A leur sortie de Matignon, les députés PS ont affirmé qu’ils avaient été entendus et que le dialogue allait se poursuivre. C’est une bonne chose. Cela ne remet pas en cause le nécessaire assainissement des finances publiques et cela redonne un peu de vie au dialogue entre l’exécutif et le pouvoir législatif, qui a paru de façon inquiétante laissé à l’écart au moment de la préparation du plan.
Il reste évidemment à savoir où sera placé exactement le curseur. Mais, sur un plan de 50 milliards, déplacer quelques milliards pour obtenir une meilleure adhésion du parlement et, au-delà, de l’opinion publique ne parait pas être une mission impossible. On verra le 29 avril lors du débat à l’Assemblée si les amendements acceptés par Manuel Valls ont été jugés suffisants.
Il ne fait pas de doute que, de toute façon, le plan sera adopté: le contraire serait suicidaire pour la majorité. La véritable question est de savoir avec combien de voix.

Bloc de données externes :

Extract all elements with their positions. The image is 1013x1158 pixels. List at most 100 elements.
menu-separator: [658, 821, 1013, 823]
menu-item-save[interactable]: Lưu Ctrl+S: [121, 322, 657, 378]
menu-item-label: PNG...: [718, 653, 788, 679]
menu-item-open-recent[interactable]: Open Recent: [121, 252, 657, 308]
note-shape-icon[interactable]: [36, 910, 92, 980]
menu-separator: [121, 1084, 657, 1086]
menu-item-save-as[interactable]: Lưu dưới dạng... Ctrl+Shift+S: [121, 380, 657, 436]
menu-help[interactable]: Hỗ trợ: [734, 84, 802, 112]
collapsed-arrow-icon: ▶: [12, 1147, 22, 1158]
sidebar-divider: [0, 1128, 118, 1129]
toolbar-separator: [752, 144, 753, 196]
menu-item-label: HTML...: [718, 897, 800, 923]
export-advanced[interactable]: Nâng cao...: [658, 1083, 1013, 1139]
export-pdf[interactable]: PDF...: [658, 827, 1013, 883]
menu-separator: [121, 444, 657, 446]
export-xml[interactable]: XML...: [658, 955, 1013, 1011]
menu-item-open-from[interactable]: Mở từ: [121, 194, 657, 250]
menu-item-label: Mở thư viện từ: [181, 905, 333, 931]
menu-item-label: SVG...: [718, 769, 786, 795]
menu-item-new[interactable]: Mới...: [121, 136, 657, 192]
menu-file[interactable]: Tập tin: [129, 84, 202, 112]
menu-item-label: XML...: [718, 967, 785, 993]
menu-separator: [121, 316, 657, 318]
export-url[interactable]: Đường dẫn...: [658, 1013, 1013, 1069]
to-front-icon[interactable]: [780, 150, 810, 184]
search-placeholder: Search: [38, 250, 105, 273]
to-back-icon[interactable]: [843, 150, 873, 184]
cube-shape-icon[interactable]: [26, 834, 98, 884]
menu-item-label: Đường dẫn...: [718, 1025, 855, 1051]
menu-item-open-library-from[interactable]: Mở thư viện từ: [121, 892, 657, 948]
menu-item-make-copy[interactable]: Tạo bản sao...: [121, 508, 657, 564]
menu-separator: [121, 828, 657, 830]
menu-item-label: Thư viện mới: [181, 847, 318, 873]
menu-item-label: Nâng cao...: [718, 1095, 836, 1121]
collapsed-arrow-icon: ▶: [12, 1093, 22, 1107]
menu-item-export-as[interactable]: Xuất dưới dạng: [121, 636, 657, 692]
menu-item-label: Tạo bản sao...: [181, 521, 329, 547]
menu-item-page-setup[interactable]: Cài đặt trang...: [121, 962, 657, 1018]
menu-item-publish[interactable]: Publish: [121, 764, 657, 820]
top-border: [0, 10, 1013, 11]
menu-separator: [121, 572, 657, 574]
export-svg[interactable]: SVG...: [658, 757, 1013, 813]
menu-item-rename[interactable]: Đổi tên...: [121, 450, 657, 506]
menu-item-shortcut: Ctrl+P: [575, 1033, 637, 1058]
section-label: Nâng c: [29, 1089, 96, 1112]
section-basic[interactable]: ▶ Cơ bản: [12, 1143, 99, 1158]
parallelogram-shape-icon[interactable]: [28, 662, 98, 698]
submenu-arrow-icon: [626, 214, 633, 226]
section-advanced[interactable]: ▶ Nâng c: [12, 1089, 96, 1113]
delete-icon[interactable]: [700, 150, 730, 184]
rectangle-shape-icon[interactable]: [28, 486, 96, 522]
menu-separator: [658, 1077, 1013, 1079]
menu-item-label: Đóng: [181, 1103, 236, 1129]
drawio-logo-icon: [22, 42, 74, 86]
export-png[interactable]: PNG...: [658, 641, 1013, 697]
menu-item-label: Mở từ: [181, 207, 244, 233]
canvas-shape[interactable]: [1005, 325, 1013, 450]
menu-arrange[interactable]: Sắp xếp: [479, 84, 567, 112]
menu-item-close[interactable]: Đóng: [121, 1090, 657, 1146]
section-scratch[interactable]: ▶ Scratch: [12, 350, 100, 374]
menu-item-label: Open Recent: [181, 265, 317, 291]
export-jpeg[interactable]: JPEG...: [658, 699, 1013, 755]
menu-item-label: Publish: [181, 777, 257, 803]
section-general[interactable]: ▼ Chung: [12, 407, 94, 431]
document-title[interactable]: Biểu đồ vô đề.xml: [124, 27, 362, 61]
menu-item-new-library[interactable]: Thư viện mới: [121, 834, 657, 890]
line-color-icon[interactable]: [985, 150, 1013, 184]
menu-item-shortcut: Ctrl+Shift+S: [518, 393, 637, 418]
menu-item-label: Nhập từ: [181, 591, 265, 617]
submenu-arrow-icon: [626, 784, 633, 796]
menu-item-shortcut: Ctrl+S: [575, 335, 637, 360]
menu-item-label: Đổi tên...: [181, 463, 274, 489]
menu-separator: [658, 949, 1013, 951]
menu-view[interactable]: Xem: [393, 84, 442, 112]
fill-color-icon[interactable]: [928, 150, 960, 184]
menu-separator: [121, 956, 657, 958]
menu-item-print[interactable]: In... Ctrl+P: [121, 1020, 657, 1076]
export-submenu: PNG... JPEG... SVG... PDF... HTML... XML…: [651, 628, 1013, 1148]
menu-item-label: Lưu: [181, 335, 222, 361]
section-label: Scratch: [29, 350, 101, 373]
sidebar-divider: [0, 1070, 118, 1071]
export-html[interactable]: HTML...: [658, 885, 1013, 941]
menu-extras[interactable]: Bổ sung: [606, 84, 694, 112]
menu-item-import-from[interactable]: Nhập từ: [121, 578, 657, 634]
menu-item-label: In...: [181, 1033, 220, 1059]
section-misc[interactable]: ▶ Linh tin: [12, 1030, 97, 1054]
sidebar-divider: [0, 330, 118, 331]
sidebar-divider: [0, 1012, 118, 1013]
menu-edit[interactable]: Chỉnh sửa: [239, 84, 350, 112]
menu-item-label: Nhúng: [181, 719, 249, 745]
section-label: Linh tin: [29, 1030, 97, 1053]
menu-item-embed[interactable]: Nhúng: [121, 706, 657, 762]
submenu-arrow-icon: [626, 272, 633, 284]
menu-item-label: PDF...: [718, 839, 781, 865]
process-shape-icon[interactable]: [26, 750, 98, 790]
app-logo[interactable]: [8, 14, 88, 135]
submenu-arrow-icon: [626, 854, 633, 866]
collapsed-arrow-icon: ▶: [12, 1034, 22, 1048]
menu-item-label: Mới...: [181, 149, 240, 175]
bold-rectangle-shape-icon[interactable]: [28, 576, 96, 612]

Le PS doit travailler plus pour apporter des idées neuves
Plus fondamentalement, cet épisode amène toutefois à se poser des questions sur ce que peut être aujourd’hui une politique économique de gauche dans un monde où les marchandises et les capitaux circulent librement. Quelles sont les marges de manœuvre du gouvernement, sur quels points une majorité socialiste pourrait-elle se démarquer d’une majorité de droite et montrer que l’Etat UMPS cher à Marine Le Pen n’est pas une fatalité?
Les deux premières années de l’actuel quinquennat n’ont pas apporté de réponses très nettes à ces questions, c’est le moins que l’on puisse dire. François Hollande et son nouveau Premier ministre ont trois ans pour montrer qu’ils peuvent faire autre chose que subir les événements. Et le nouveau premier secrétaire du PS Jean-Christophe Cambadélis doit faire la preuve que son parti peut apporter des idées neuves, après un long, très long silence.